Data Sharing Statement
All data pertaining to this study are contained and presented in this document.
Ethical Consideration
Ethical approval was obtained from Armauer Hansen Research Institute (AHRI) and Institute of Biotechnology (IoB), Bahir Dar University with a reference number of PRCSVD/167/2023. Written consent was obtained from the study participants and for those who were under 18 years, from their parents/guardian. They were adequately informed about the aims, methods, possible conflicts of interest, institutional affiliations of the researcher, the anticipated benefits, potential risks and the discomfort it may have during sample collection. They have been also informed of the right to refuse to participate in the study or to withdraw consent to participate at any time without reprisal. The blood samples were collected by trained, authorized, and experienced laboratory professionals following standard aseptic procedures. When the study participants tested positive for intestinal helminth, they were treated with the appropriate drug as per the treatment guidelines. All study documents bearing participant information and test results were kept confidential. In general, our study complies with the declaration of Helsinki.
Acknowledgments
We would like to thank Deutsche Forschungsgemeinschaft (DFG) for financial assistance (project LA 1262/8-1). The staffs of Shimbit Health Center deserve our special thanks for their support in participant recruitment and data collection. We are also grateful to the Amhara Public Health Institute for their support to do part of our laboratory work in the institute.
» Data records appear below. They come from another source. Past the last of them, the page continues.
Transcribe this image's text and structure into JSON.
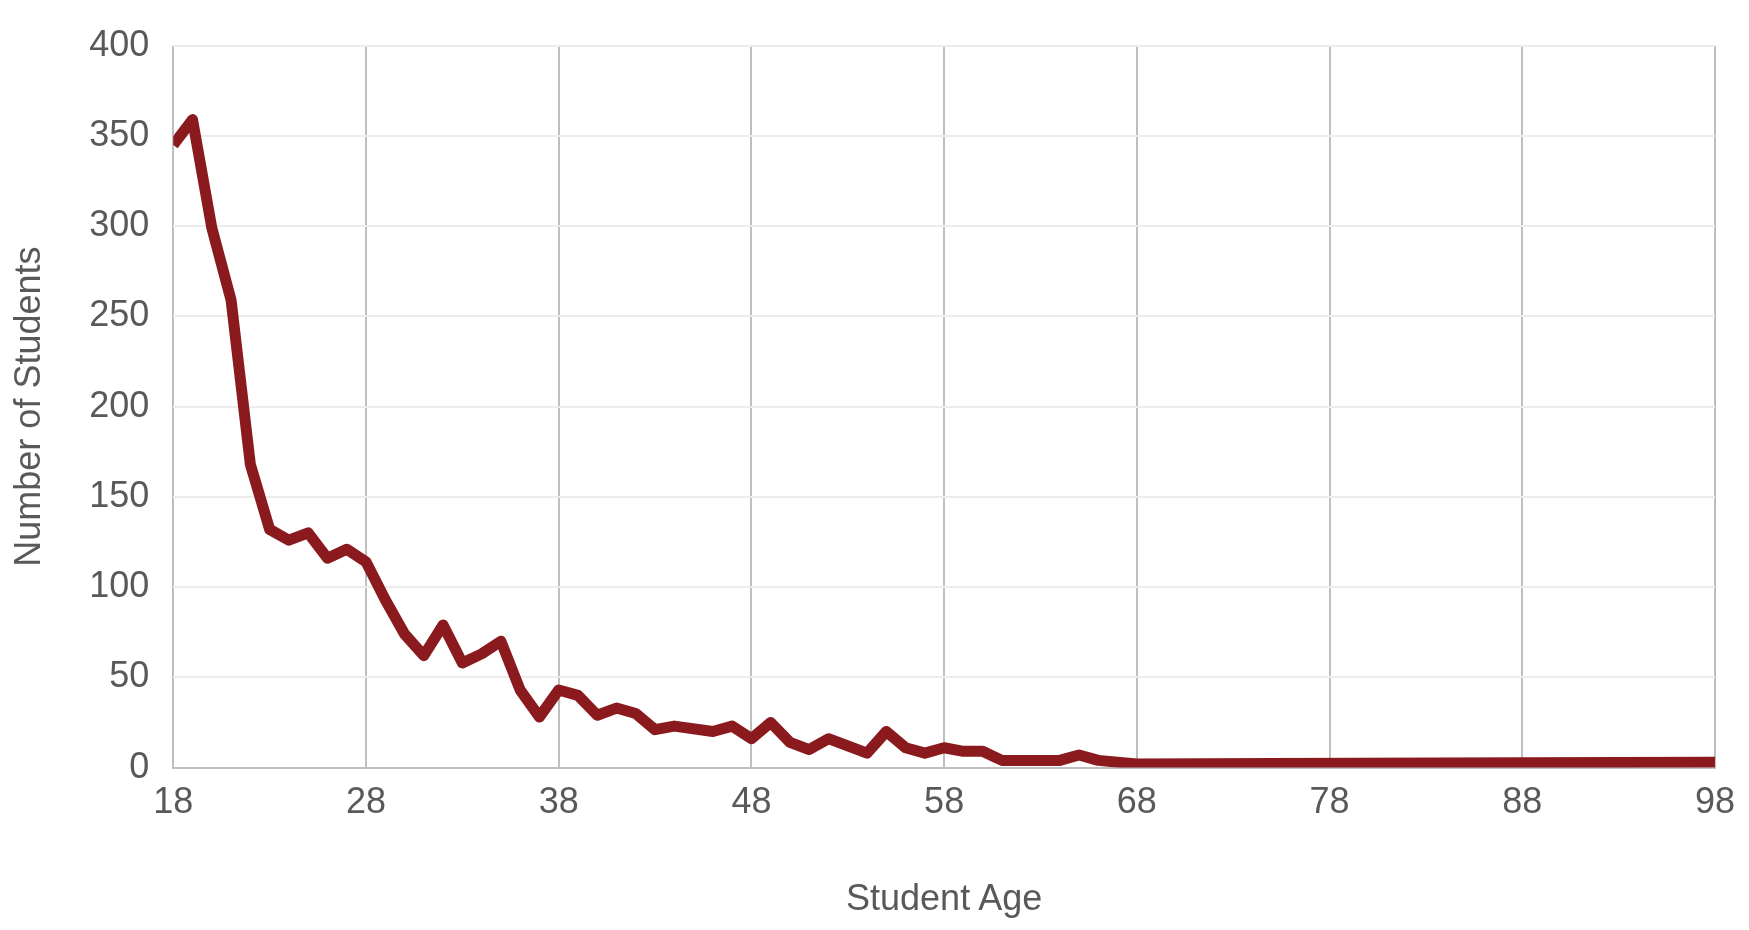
{
  "chart_data": {
    "type": "line",
    "xlabel": "Student Age",
    "ylabel": "Number of Students",
    "x": [
      18,
      19,
      20,
      21,
      22,
      23,
      24,
      25,
      26,
      27,
      28,
      29,
      30,
      31,
      32,
      33,
      34,
      35,
      36,
      37,
      38,
      39,
      40,
      41,
      42,
      43,
      44,
      46,
      47,
      48,
      49,
      50,
      51,
      52,
      54,
      55,
      56,
      57,
      58,
      59,
      60,
      61,
      64,
      65,
      66,
      68,
      98
    ],
    "series": [
      {
        "color": "#8b1a1e",
        "values": [
          345,
          359,
          299,
          259,
          168,
          132,
          126,
          130,
          116,
          121,
          114,
          93,
          74,
          62,
          79,
          58,
          63,
          70,
          43,
          28,
          43,
          40,
          29,
          33,
          30,
          21,
          23,
          20,
          23,
          16,
          25,
          14,
          10,
          16,
          8,
          20,
          11,
          8,
          11,
          9,
          9,
          4,
          4,
          7,
          4,
          2,
          3
        ]
      }
    ],
    "xlim": [
      18,
      98
    ],
    "xticks": [
      18,
      28,
      38,
      48,
      58,
      68,
      78,
      88,
      98
    ],
    "ylim": [
      0,
      400
    ],
    "yticks": [
      0,
      50,
      100,
      150,
      200,
      250,
      300,
      350,
      400
    ],
    "grid": true,
    "legend": false,
    "marker": "none",
    "line_style": "solid"
  }
}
Finally, we would like to thank the study participants who participated in this study.
Author Contributions
All authors made a significant contribution to the work reported, whether that is in the conception, study design, execution, acquisition of data, analysis and interpretation, or in all these areas; took part in drafting, revising or critically reviewing the article; gave final approval of the version to be published; have agreed on the journal to which the article has been submitted; and agree to be accountable for all aspects of the work.
Disclosure Statement
Dr Roland Lang reports grants from Deutsche Forschungsgemeinschaft (DFG), during the conduct of the study. The authors declare no competing interests.
Funding
This study was supported by funding from Deutsche Forschungsgemeinschaft (DFG) (grant number LA 1262/8–1).